In January 1900 Gallatin played Mrs. Bulford at Boston's Castle Square Theatre in The Great Diamond Robbery, a crime thriller by Edward M. Alfriend and Andrew Carpenter Wheeler (aka Nym Crinkle). The following month she appeared at the Murray Hill Theatre, Manhattan as Margaret Knowlton to the Andrew Knowlton of Edmund Redmund in The Lost Paradise, Henry Churchill de Mille's adaptation of the Ludwig Fulda drama Das Verlorene Paradies. In late March 1900 Gallatin began a long tour playing the title role in Clyde Fitch's controversial play Sappho that had made its Broadway debut earlier in the year with Olga Nethersole; Nell Gwyn in Harold Cator Heverin's Under the Restoration (1900–01); Rosalind in Shakespeare's comedy As You Like It (1903); Mrs. Alving in Ibsen's domestic tragedy, Ghosts (1903–04); Tracy Auberton in A Clean Slate (1905), a comedy by R. C. Carton (Richard Claud Critchett); Kate Curtis in the Hubert Henry Davies social comedy Cousin Kate (1906); the title role in her dramatization of Charles Major's novel Dorothy Vernon of Haddon Hall (1907); and the starring role in Marie Manning's Judith of the Plains (1907–08), a Western romance adapted for the stage by Algernon Tassln and Mary Stone.

==Later career==
Between 1911 and 1925 Gallatin appeared in seven Broadway productions, the most notable of which was probably Mary Morrison's 1915 translation of the Gerhart Hauptmann drama The Weavers. She appeared in a handful of silent films in the early 1910s that included The Christian, Vitagraph Studios first eight-reel production. Perhaps her final public performance came on January 13, 1939, at the Perroquet suite of the Waldorf Astoria New York in The Sale of the Raven, a playlet she both wrote and produced for a program sponsored by The Society of Virginia Women in New York.

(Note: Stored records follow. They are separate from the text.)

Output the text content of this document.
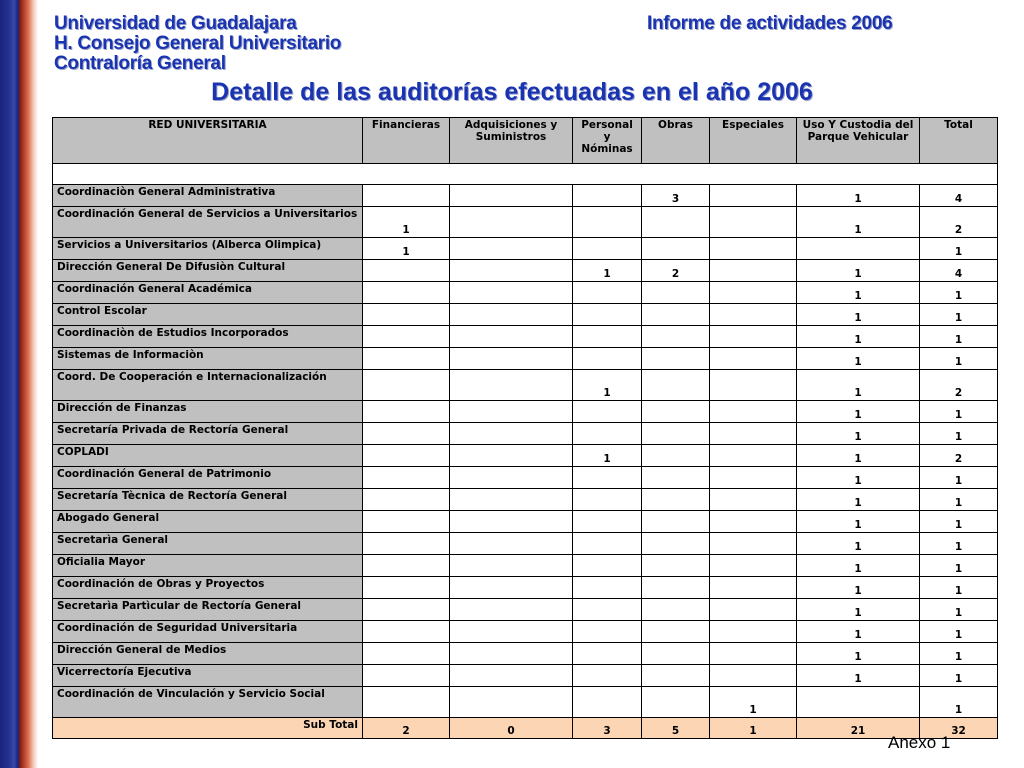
Universidad de Guadalajara
H. Consejo General Universitario
Contraloría General
Informe de actividades 2006
Detalle de las auditorías efectuadas en el año 2006
RED UNIVERSITARIA	Financieras	Adquisiciones y Suministros	Personal y Nóminas	Obras	Especiales	Uso Y Custodia del Parque Vehicular	Total

Coordinaciòn General Administrativa				3		1	4
Coordinación General de Servicios a Universitarios	1					1	2
Servicios a Universitarios (Alberca Olimpica)	1						1
Dirección General De Difusiòn Cultural			1	2		1	4
Coordinación General Académica						1	1
Control Escolar						1	1
Coordinaciòn de Estudios Incorporados						1	1
Sistemas de Informaciòn						1	1
Coord. De Cooperación e Internacionalización			1			1	2
Dirección de Finanzas						1	1
Secretaría Privada de Rectoría General						1	1
COPLADI			1			1	2
Coordinación General de Patrimonio						1	1
Secretaría Tècnica de Rectoría General						1	1
Abogado General						1	1
Secretarìa General						1	1
Oficialia Mayor						1	1
Coordinación de Obras y Proyectos						1	1
Secretarìa Partìcular de Rectoría General						1	1
Coordinación de Seguridad Universitaria						1	1
Dirección General de Medios						1	1
Vicerrectoría Ejecutiva						1	1
Coordinación de Vinculación y Servicio Social					1		1
Sub Total	2	0	3	5	1	21	32
Anexo 1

On March 29, 1917, Gallatin filed a design with the United States Patent Office (Serial No. 158,175. (CI. 46–70.) 1.) for a device on rollers that made it easier for stagehands to move or change scenery during a theatrical production.

In 1920 Gallatin headed a group that founded the Edgar Allan Poe Society of New York and went on to serve as the organization's first president, a post she held for seventeen years.

==Private life==
Gallatin, an Episcopalian, married twice: to actor Percy Sage (née Richardson) at Plainfield, New Jersey, in August 1887; and on the heels of their divorce after thirteen years of marriage, to Edwin Ogden Childe, in Atlantic City, New Jersey, on September 9, 1900. This union eventually ended in divorce. Their son, Edwin Jr., went on to marry Cynthia Carol Corlett, a great-granddaughter of the actor Joseph Jefferson.

==Death==
Gallatin died at the age of 87 at Metropolitan Hospital, New York City.